This work demonstrates that fine-tuning aligned language models can unpredictably compromise safety safeguards—even when using entirely benign data—due to complex optimization dynamics. Through geometric analysis of the high-dimensional parameter space, we reveal that alignment fragility arises from low-dimensional, high-curvature subspaces, where second-order effects of gradient descent steer optimization trajectories into safety-sensitive regions. We establish, for the first time, a quartic scaling law linking alignment loss to training time and formulate precise conditions under which alignment instability occurs, thereby elucidating the intrinsic geometric mechanism behind alignment collapse. Our findings expose a structural blind spot in current safety fine-tuning paradigms and advocate a shift in safety evaluation from reactive red-teaming toward predictive diagnostics.

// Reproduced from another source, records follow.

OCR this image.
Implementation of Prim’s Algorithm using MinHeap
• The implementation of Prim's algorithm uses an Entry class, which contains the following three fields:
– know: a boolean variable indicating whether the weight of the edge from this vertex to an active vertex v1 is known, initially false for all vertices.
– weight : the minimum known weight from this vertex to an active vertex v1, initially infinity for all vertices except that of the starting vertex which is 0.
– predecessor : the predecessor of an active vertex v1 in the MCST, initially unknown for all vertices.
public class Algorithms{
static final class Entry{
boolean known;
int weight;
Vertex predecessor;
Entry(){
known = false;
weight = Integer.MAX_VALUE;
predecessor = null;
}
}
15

Fine-tuning aligned language models on benign tasks unpredictably degrades safety guardrails, even when training data contains no harmful content and developers have no adversarial intent. We show that the prevailing explanation, that fine-tuning updates should be orthogonal to safety-critical directions in high-dimensional parameter space, offers false reassurance: we show this orthogonality is structurally unstable and collapses under the dynamics of gradient descent. We then resolve this through a novel geometric analysis, proving that alignment concentrates in low-dimensional subspaces with sharp curvature, creating a brittle structure that first-order methods cannot detect or defend. While initial fine-tuning updates may indeed avoid these subspaces, the curvature of the fine-tuning loss generates second-order acceleration that systematically steers trajectories into alignment-sensitive regions. We formalize this mechanism through the Alignment Instability Condition, three geometric properties that, when jointly satisfied, lead to safety degradation. Our main result establishes a quartic scaling law: alignment loss grows with the fourth power of training time, governed by the sharpness of alignment geometry and the strength of curvature coupling between the fine-tuning task and safety-critical parameters. These results expose a structural blind spot in the current safety paradigm. The dominant approaches to safe fine-tuning address only the initial snapshot of a fundamentally dynamic problem. Alignment fragility is not a bug to be patched; it is an intrinsic geometric property of gradient descent on curved manifolds. Our results motivate the development of curvature-aware methods, and we hope will further enable a shift in alignment safety analysis from reactive red-teaming to predictive diagnostics for open-weight model deployment.